Hopper, Blackwell, Rubin, and the software to tie it together

Nvidia's rise is sure to garner a lot of skeptics. But the bulls have a compelling case that one, the AI revolution is real, and will only grow bigger in the years, and two, that Nvidia will continue to dominate the space, generating not only growth but maintaining its super-high margins.

There have been several bullish predictions on both fronts in recent weeks. At its own recent AI event, Advanced Micro Devices (NASDAQ: AMD) CEO Lisa Su predicted the AI data center chip market will reach $500 billion by 2028, up from just $45 billion in 2023. And recent Wall Street banks discovered that Nvidia's new Blackwell chip is now sold out for the next 12 months.

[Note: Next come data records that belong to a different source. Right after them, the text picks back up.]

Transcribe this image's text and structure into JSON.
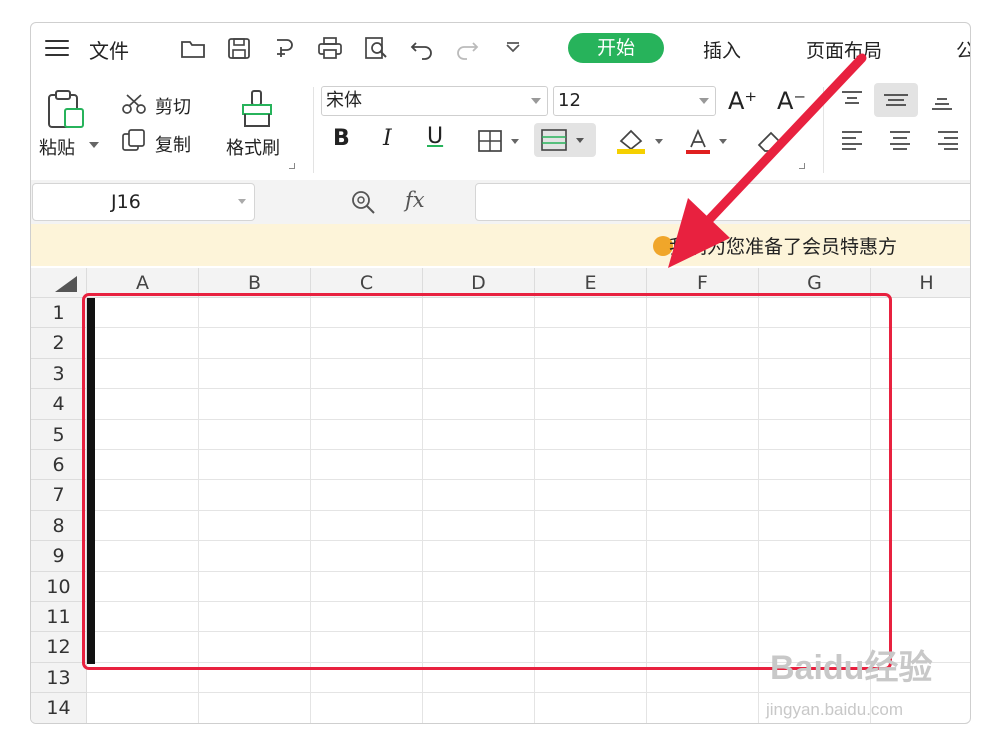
{
  "menubar": {
    "file_label": "文件",
    "tabs": {
      "start": "开始",
      "insert": "插入",
      "page_layout": "页面布局",
      "formula_partial": "公"
    }
  },
  "ribbon": {
    "paste": "粘贴",
    "cut": "剪切",
    "copy": "复制",
    "format_painter": "格式刷",
    "font_name": "宋体",
    "font_size": "12",
    "increase_font": "A⁺",
    "decrease_font": "A⁻",
    "bold": "B",
    "italic": "I",
    "underline": "U"
  },
  "formula_bar": {
    "name_box": "J16",
    "fx": "fx"
  },
  "notice": {
    "text": "我们为您准备了会员特惠方"
  },
  "grid": {
    "columns": [
      "A",
      "B",
      "C",
      "D",
      "E",
      "F",
      "G",
      "H"
    ],
    "rows": [
      "1",
      "2",
      "3",
      "4",
      "5",
      "6",
      "7",
      "8",
      "9",
      "10",
      "11",
      "12",
      "13",
      "14"
    ],
    "bordered_range": "A1:G12"
  },
  "annotation": {
    "outline_color": "#e8213f",
    "arrow_color": "#e8213f"
  },
  "watermark": {
    "brand": "Baidu经验",
    "url": "jingyan.baidu.com"
  },
  "colors": {
    "accent": "#27b35b",
    "notice_bg": "#fdf4d9"
  }
}
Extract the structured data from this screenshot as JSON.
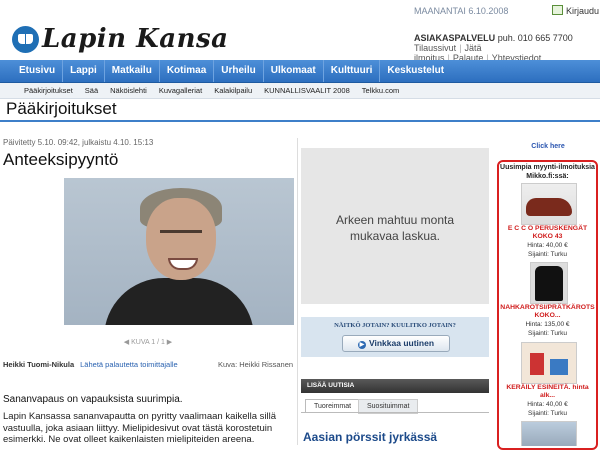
{
  "header": {
    "date": "MAANANTAI 6.10.2008",
    "print_label": "Kirjaudu",
    "logo_text": "Lapin Kansa",
    "customer_service_label": "ASIAKASPALVELU",
    "customer_service_phone": "puh. 010 665 7700",
    "service_links": [
      "Tilaussivut",
      "Jätä ilmoitus",
      "Palaute",
      "Yhteystiedot"
    ]
  },
  "nav": {
    "items": [
      "Etusivu",
      "Lappi",
      "Matkailu",
      "Kotimaa",
      "Urheilu",
      "Ulkomaat",
      "Kulttuuri",
      "Keskustelut"
    ]
  },
  "subnav": {
    "items": [
      "Pääkirjoitukset",
      "Sää",
      "Näköislehti",
      "Kuvagalleriat",
      "Kalakilpailu",
      "KUNNALLISVAALIT 2008",
      "Telkku.com"
    ]
  },
  "section_title": "Pääkirjoitukset",
  "article": {
    "meta": "Päivitetty 5.10. 09:42, julkaistu 4.10. 15:13",
    "headline": "Anteeksipyyntö",
    "image_counter": "KUVA 1 / 1",
    "author": "Heikki Tuomi-Nikula",
    "feedback_link": "Lähetä palautetta toimittajalle",
    "photo_credit": "Kuva: Heikki Rissanen",
    "lead": "Sananvapaus on vapauksista suurimpia.",
    "body": "Lapin Kansassa sananvapautta on pyritty vaalimaan kaikella sillä vastuulla, joka asiaan liittyy. Mielipidesivut ovat tästä korostetuin esimerkki. Ne ovat olleet kaikenlaisten mielipiteiden areena."
  },
  "ad": {
    "text_line1": "Arkeen mahtuu monta",
    "text_line2": "mukavaa laskua.",
    "tip_question": "NÄITKÖ JOTAIN? KUULITKO JOTAIN?",
    "tip_button": "Vinkkaa uutinen"
  },
  "news": {
    "section_label": "LISÄÄ UUTISIA",
    "tabs": [
      "Tuoreimmat",
      "Suosituimmat"
    ],
    "first_headline": "Aasian pörssit jyrkässä"
  },
  "sidebar": {
    "click_here": "Click here",
    "market_title": "Uusimpia myynti-ilmoituksia Mikko.fi:ssä:",
    "items": [
      {
        "name": "E C C O PERUSKENGÄT KOKO 43",
        "price": "Hinta: 40,00 €",
        "location": "Sijainti: Turku"
      },
      {
        "name": "NAHKAROTSI/PRÄTKÄROTS KOKO...",
        "price": "Hinta: 135,00 €",
        "location": "Sijainti: Turku"
      },
      {
        "name": "KERÄILY ESINEITÄ. hinta alk...",
        "price": "Hinta: 40,00 €",
        "location": "Sijainti: Turku"
      }
    ]
  }
}
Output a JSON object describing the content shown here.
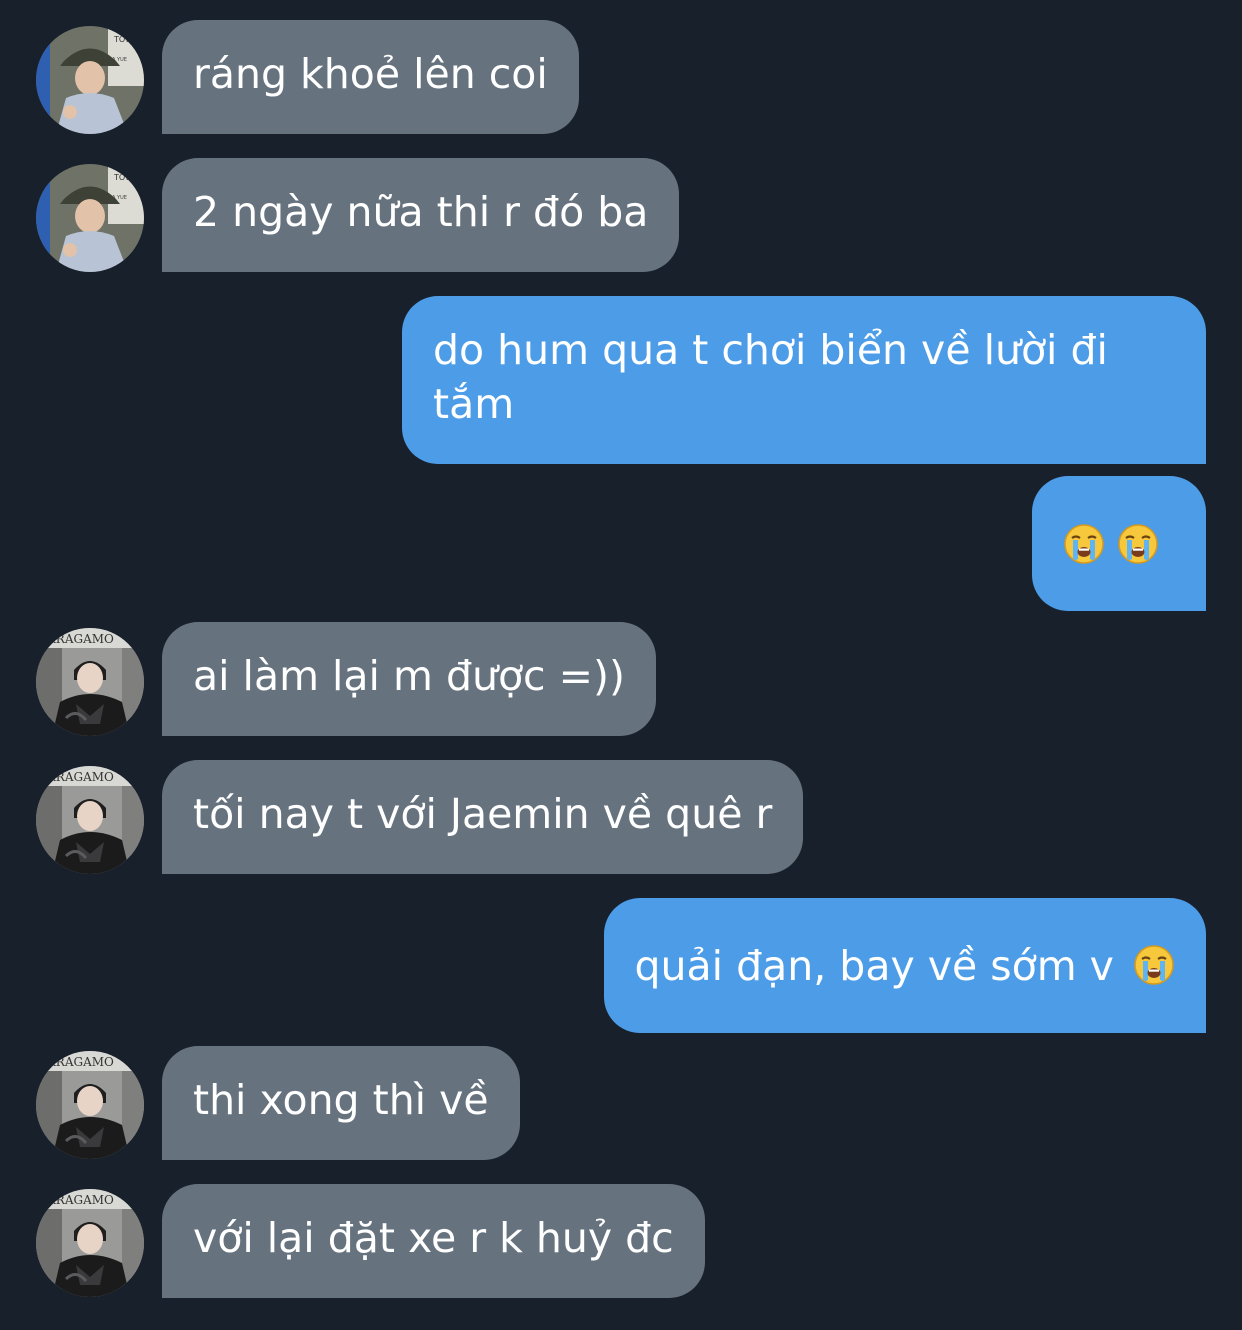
{
  "chat": {
    "messages": [
      {
        "sender": "other_1",
        "direction": "in",
        "text": "ráng khoẻ lên coi"
      },
      {
        "sender": "other_1",
        "direction": "in",
        "text": "2 ngày nữa thi r đó ba"
      },
      {
        "sender": "me",
        "direction": "out",
        "text": "do hum qua t chơi biển về lười đi tắm"
      },
      {
        "sender": "me",
        "direction": "out",
        "text": "",
        "emoji": [
          "loudly-crying-face",
          "loudly-crying-face"
        ]
      },
      {
        "sender": "other_2",
        "direction": "in",
        "text": "ai làm lại m được =))"
      },
      {
        "sender": "other_2",
        "direction": "in",
        "text": "tối nay t với Jaemin về quê r"
      },
      {
        "sender": "me",
        "direction": "out",
        "text": "quải đạn, bay về sớm v",
        "emoji": [
          "loudly-crying-face"
        ]
      },
      {
        "sender": "other_2",
        "direction": "in",
        "text": "thi xong thì về"
      },
      {
        "sender": "other_2",
        "direction": "in",
        "text": "với lại đặt xe r k huỷ đc"
      }
    ]
  },
  "avatar_photo_text": {
    "other_1": "TOW",
    "other_2": "ERRAGAMO"
  },
  "colors": {
    "background": "#18202b",
    "incoming_bubble": "#66737f",
    "outgoing_bubble": "#4c9ce8",
    "text": "#ffffff"
  }
}
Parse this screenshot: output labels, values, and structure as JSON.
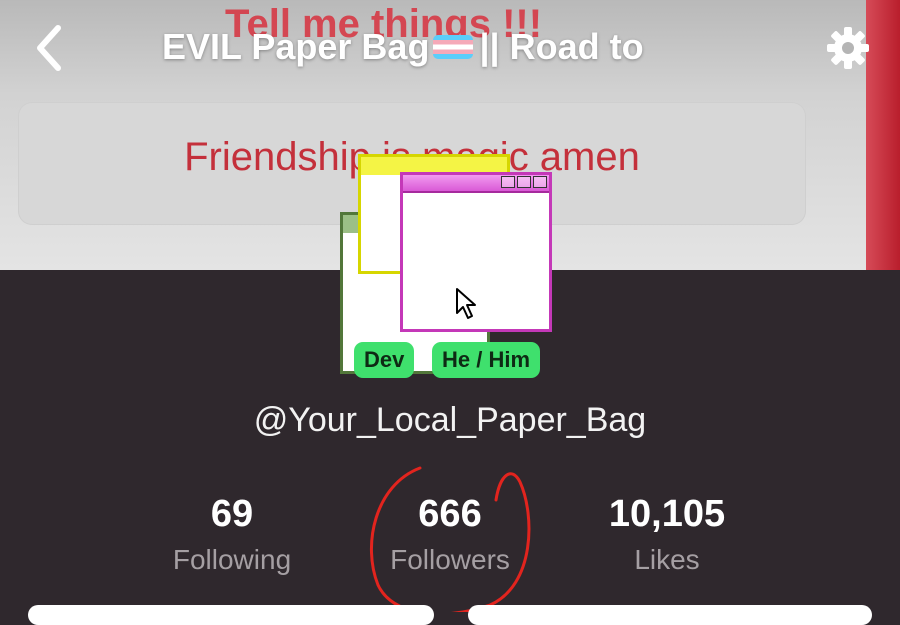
{
  "banner": {
    "top_text": "Tell me things !!!",
    "box_text": "Friendship is magic amen"
  },
  "header": {
    "title": "EVIL Paper Bag",
    "title_suffix": "|| Road to",
    "flag": "trans-flag-icon",
    "back_icon": "chevron-left-icon",
    "settings_icon": "gear-icon"
  },
  "profile": {
    "tags": [
      "Dev",
      "He / Him"
    ],
    "username": "@Your_Local_Paper_Bag"
  },
  "stats": [
    {
      "value": "69",
      "label": "Following"
    },
    {
      "value": "666",
      "label": "Followers"
    },
    {
      "value": "10,105",
      "label": "Likes"
    }
  ],
  "colors": {
    "background": "#2f282d",
    "tag": "#3fe06d",
    "annotation": "#e2241e"
  }
}
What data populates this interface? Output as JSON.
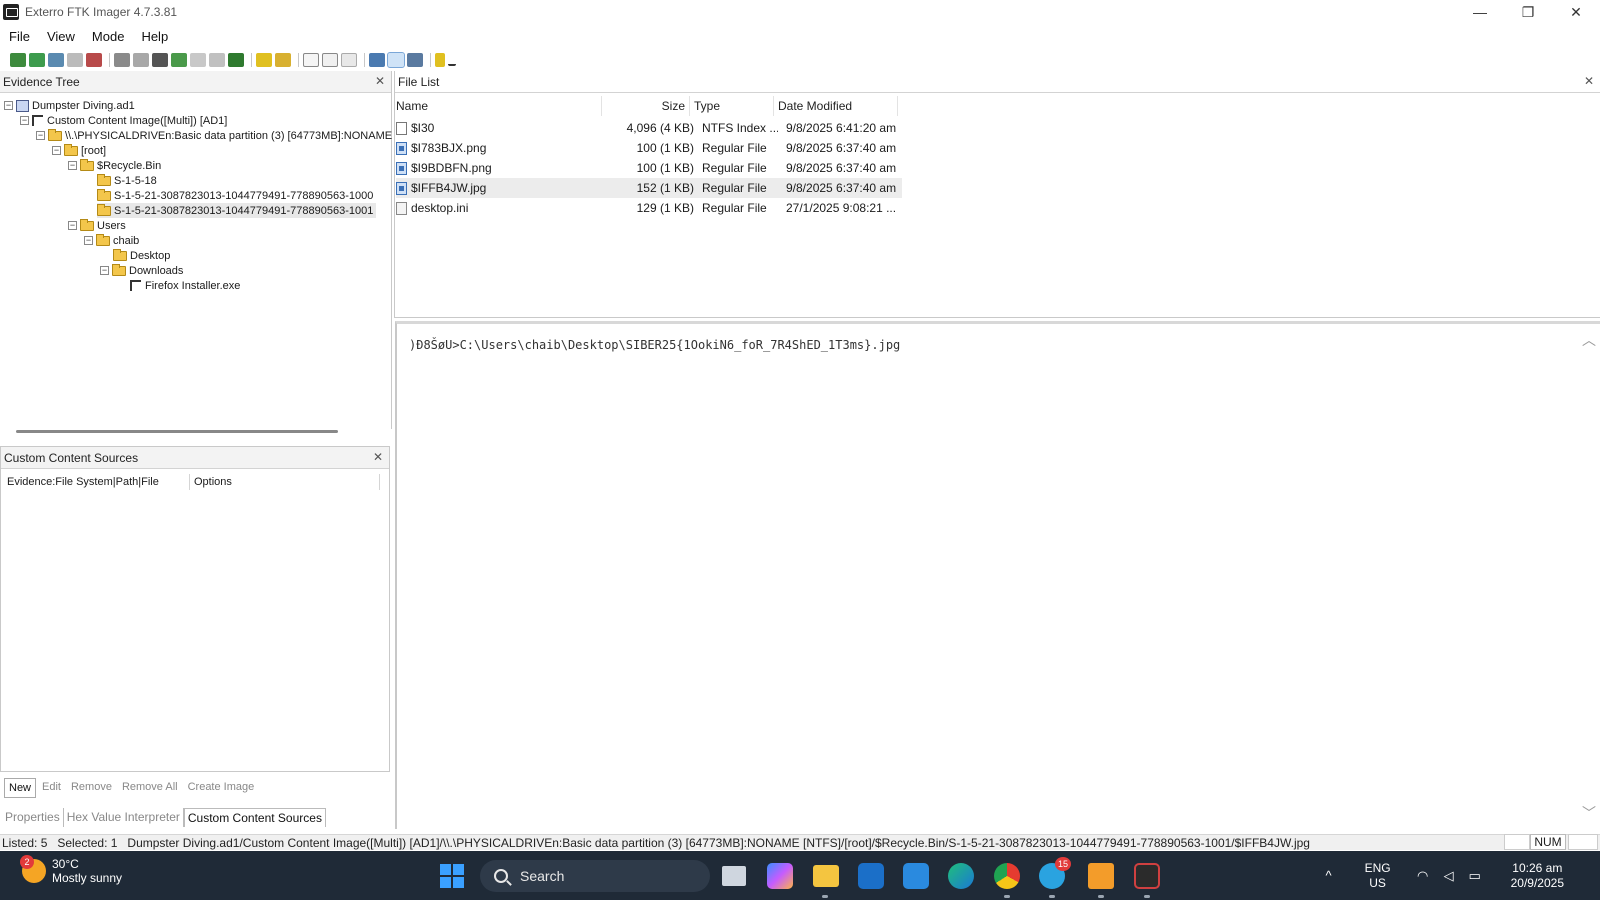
{
  "window": {
    "title": "Exterro FTK Imager 4.7.3.81",
    "minimize": "—",
    "restore": "❐",
    "close": "✕"
  },
  "menu": [
    "File",
    "View",
    "Mode",
    "Help"
  ],
  "panels": {
    "evidence_tree": "Evidence Tree",
    "file_list": "File List",
    "custom_content": "Custom Content Sources",
    "close": "✕"
  },
  "tree": [
    {
      "label": "Dumpster Diving.ad1",
      "exp": "⊟",
      "icon": "image"
    },
    {
      "label": "Custom Content Image([Multi]) [AD1]",
      "exp": "⊟",
      "icon": "partition"
    },
    {
      "label": "\\\\.\\PHYSICALDRIVEn:Basic data partition (3) [64773MB]:NONAME [NTFS]",
      "exp": "⊟",
      "icon": "folder"
    },
    {
      "label": "[root]",
      "exp": "⊟",
      "icon": "folder"
    },
    {
      "label": "$Recycle.Bin",
      "exp": "⊟",
      "icon": "folder"
    },
    {
      "label": "S-1-5-18",
      "exp": "",
      "icon": "folder"
    },
    {
      "label": "S-1-5-21-3087823013-1044779491-778890563-1000",
      "exp": "",
      "icon": "folder"
    },
    {
      "label": "S-1-5-21-3087823013-1044779491-778890563-1001",
      "exp": "",
      "icon": "folder"
    },
    {
      "label": "Users",
      "exp": "⊟",
      "icon": "folder"
    },
    {
      "label": "chaib",
      "exp": "⊟",
      "icon": "folder"
    },
    {
      "label": "Desktop",
      "exp": "",
      "icon": "folder"
    },
    {
      "label": "Downloads",
      "exp": "⊟",
      "icon": "folder"
    },
    {
      "label": "Firefox Installer.exe",
      "exp": "",
      "icon": "partition"
    }
  ],
  "file_list": {
    "columns": [
      "Name",
      "Size",
      "Type",
      "Date Modified"
    ],
    "rows": [
      {
        "name": "$I30",
        "size": "4,096 (4 KB)",
        "type": "NTFS Index ...",
        "date": "9/8/2025 6:41:20 am",
        "icon": "doc"
      },
      {
        "name": "$I783BJX.png",
        "size": "100 (1 KB)",
        "type": "Regular File",
        "date": "9/8/2025 6:37:40 am",
        "icon": "img"
      },
      {
        "name": "$I9BDBFN.png",
        "size": "100 (1 KB)",
        "type": "Regular File",
        "date": "9/8/2025 6:37:40 am",
        "icon": "img"
      },
      {
        "name": "$IFFB4JW.jpg",
        "size": "152 (1 KB)",
        "type": "Regular File",
        "date": "9/8/2025 6:37:40 am",
        "icon": "img"
      },
      {
        "name": "desktop.ini",
        "size": "129 (1 KB)",
        "type": "Regular File",
        "date": "27/1/2025 9:08:21 ...",
        "icon": "ini"
      }
    ]
  },
  "viewer": {
    "text": ")Ð8ŠøU>C:\\Users\\chaib\\Desktop\\SIBER25{1OokiN6_foR_7R4ShED_1T3ms}.jpg",
    "scroll_up": "︿",
    "scroll_down": "﹀"
  },
  "custom_content": {
    "columns": [
      "Evidence:File System|Path|File",
      "Options"
    ],
    "buttons": [
      "New",
      "Edit",
      "Remove",
      "Remove All",
      "Create Image"
    ]
  },
  "bottom_tabs": [
    "Properties",
    "Hex Value Interpreter",
    "Custom Content Sources"
  ],
  "status": {
    "text": "Listed: 5   Selected: 1   Dumpster Diving.ad1/Custom Content Image([Multi]) [AD1]/\\\\.\\PHYSICALDRIVEn:Basic data partition (3) [64773MB]:NONAME [NTFS]/[root]/$Recycle.Bin/S-1-5-21-3087823013-1044779491-778890563-1001/$IFFB4JW.jpg",
    "num": "NUM"
  },
  "taskbar": {
    "weather_temp": "30°C",
    "weather_desc": "Mostly sunny",
    "weather_badge": "2",
    "search": "Search",
    "telegram_badge": "15",
    "chevron": "^",
    "lang_1": "ENG",
    "lang_2": "US",
    "time": "10:26 am",
    "date": "20/9/2025"
  }
}
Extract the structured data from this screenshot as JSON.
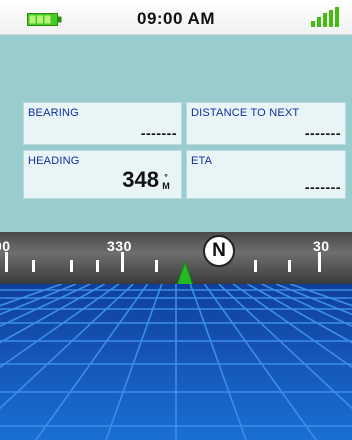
{
  "status": {
    "time": "09:00 AM",
    "battery_icon": "battery-icon",
    "signal_icon": "signal-strength-icon",
    "battery_color": "#44cc22",
    "signal_color": "#44bb11"
  },
  "fields": {
    "bearing": {
      "label": "BEARING",
      "value": "-------"
    },
    "distance_to_next": {
      "label": "DISTANCE TO NEXT",
      "value": "-------"
    },
    "heading": {
      "label": "HEADING",
      "value": "348",
      "unit_top": "°",
      "unit_bottom": "M"
    },
    "eta": {
      "label": "ETA",
      "value": "-------"
    }
  },
  "compass": {
    "labels": [
      "00",
      "330",
      "30"
    ],
    "north_label": "N",
    "pointer_color": "#22bb22"
  },
  "colors": {
    "panel": "#99cccc",
    "field_bg": "#e8f4f5",
    "label_text": "#0f2fa3",
    "grid_sky": "#0f4fb8"
  }
}
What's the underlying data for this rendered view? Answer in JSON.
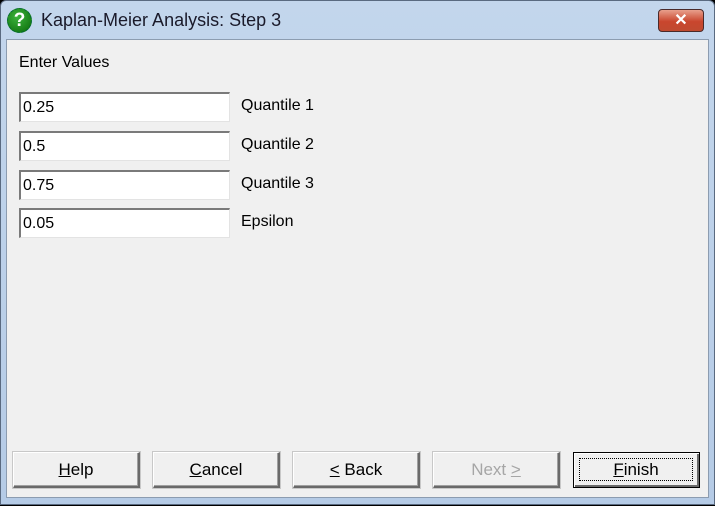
{
  "window": {
    "title": "Kaplan-Meier Analysis: Step 3",
    "icon": "help-question-icon",
    "close_label": "✕"
  },
  "section": {
    "label": "Enter Values"
  },
  "fields": [
    {
      "value": "0.25",
      "label": "Quantile 1"
    },
    {
      "value": "0.5",
      "label": "Quantile 2"
    },
    {
      "value": "0.75",
      "label": "Quantile 3"
    },
    {
      "value": "0.05",
      "label": "Epsilon"
    }
  ],
  "buttons": {
    "help": {
      "mnemonic": "H",
      "rest": "elp",
      "enabled": true
    },
    "cancel": {
      "mnemonic": "C",
      "rest": "ancel",
      "enabled": true
    },
    "back": {
      "mnemonic": "<",
      "rest": " Back",
      "enabled": true
    },
    "next": {
      "prefix": "Next ",
      "mnemonic": ">",
      "enabled": false
    },
    "finish": {
      "mnemonic": "F",
      "rest": "inish",
      "enabled": true,
      "default": true
    }
  }
}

Two Wall Street sell side analysts also just weighed in with very high price targets. Back in June, boutique firm Rosenblatt increased its price target on shares from $140 to $200. That $200 price target is the highest on the street, and just a hair shy of a $5 trillion market cap. Of note, Wall Street analysts usually give price targets based on what they believe the stock will do in the next year.

Rosenblatt's analysts upped their target after being encouraged by Nvidia's new Blackwell chip, which is just being shipped now. And the analysts see the demand continuing with the launch of Rubin, which will probably come out at the end of 2025 or beginning of 2026. Of note, Nvidia announced last year it would be increasing the pace of new chip architectures every year, versus a prior two-year cadence.

But Nvidia can't just hit $5 trillion by growing earnings; it also has to maintain a high multiple to get there. That's where Rosenblatt sees Nvidia's non-chip offerings helping. Remember, Nvidia isn't just a chip provider, but increasingly a full system solutions provider, providing networking infrastructure and full data center server system reference designs. It also has newer software offerings that help developers use and improve its hardware to specific AI outcomes.

Software earnings, with their recurring, subscription-like nature, generally garner a higher valuation that chip earnings, which can be more cyclical. As the AI industry matures, Rosenblatt sees Nvidia's mix of software revenue increasing, keeping its P/E ratio high.